Писанейце Афанаськи

Месяца ноября во десятый день. Писанейце Афанаськи, сына Никитина.
Благослови, святой отец, благослови мя грешника. Освяти мя молитвами своими, понеж пришлец я во чужой земле индицкой!

Вымок я, яко от потопа, от дождеца здешнего. Хляби небесные вот уж три месяца неприкрыты. Чюдно!  Сижу, что Авраам у дуба Маврийска. Несть на мне ни нитки, только крест с гойтаном. Нагишом тута все ходят, потому как от одежи еще большая сырость да хвора. Аще не Господь помогал бы ми, вмале вселилася бы в ад душа моя. Еле-еле оклемался. Ничего. А то трясло мя, яко смоковницу, да не одну неделю. То, вроде, отпустит, а то опять прихватит. Великая беда, куда!

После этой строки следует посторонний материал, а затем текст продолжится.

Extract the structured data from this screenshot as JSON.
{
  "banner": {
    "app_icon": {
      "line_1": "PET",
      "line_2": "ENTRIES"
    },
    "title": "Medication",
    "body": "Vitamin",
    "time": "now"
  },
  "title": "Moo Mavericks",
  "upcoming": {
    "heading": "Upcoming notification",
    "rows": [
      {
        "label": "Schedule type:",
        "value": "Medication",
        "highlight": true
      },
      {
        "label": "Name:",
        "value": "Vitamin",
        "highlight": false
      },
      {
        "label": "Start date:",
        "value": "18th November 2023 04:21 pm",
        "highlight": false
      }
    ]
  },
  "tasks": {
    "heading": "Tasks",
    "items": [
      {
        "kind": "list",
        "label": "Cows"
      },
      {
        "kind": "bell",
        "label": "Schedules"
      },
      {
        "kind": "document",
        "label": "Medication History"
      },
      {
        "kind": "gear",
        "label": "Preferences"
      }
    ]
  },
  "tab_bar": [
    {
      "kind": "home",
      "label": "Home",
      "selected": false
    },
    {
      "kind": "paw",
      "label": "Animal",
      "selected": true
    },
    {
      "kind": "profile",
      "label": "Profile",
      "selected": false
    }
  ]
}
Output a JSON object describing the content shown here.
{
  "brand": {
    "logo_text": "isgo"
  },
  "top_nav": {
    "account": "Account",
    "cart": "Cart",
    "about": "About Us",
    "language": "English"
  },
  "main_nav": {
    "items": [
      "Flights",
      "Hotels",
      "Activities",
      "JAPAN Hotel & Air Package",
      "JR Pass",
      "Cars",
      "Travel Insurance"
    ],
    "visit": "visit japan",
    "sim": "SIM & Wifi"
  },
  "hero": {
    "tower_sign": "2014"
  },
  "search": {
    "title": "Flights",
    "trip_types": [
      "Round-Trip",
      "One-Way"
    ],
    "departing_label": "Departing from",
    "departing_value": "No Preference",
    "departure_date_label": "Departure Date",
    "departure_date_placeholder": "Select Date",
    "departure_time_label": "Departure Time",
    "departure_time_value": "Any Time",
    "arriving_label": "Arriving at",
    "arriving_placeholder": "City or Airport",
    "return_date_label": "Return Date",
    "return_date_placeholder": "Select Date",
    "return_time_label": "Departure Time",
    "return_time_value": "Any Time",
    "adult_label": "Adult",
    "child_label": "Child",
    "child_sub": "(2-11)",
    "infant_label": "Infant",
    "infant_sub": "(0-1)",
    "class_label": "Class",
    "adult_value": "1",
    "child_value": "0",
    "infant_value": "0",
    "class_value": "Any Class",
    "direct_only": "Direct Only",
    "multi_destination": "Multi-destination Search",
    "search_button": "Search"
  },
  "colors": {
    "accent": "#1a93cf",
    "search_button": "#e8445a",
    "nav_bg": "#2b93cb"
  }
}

Вся плоть моя в изнемогла, да и печаль нашла. И не то воздремашеся, не то на яви, чую, борется со мною кто-то. Как с Иаковем в нощи! Бес ли, ангел ли, человече ли – не знаю. Да и борьба та – не то плотьска, не то духовна – не пойму. А отпустить борящегося не отпускаю. Да так мне хорошо-от в борьбе той стало, чувствую, не то рай словесный, не то прелесть. Да и забылся я. А как очи отверз, ан, лик черный, что с иконы страшного суда, прямо супротив мого носа. Я ему: изыди, а он по своему бельмесь-бельмесь. Понял я, что человечино это. Девка-рабичище! Здешние то – нелепотны они. Сведал я потом, что для сугреву мого ее хозяин харчевни прислал. Яко было мне совсем невмоготу, то что Давиду старому мне юницу на ложе положили, дабы согревала. Не знал я того. Хотел погнать ее, да тут опять болезнищье надвиноло, так что сказать ничего не могу – зуб на зуб не попадает. Ну, лежи, думаю, басурманка, Бог с тобой. Оно и взаправду тепло. А она жмется ко мне, что есть ни в чем, нагая то бишь, и как бы лучше мне от того. Ох мне, грешному. Наваждение.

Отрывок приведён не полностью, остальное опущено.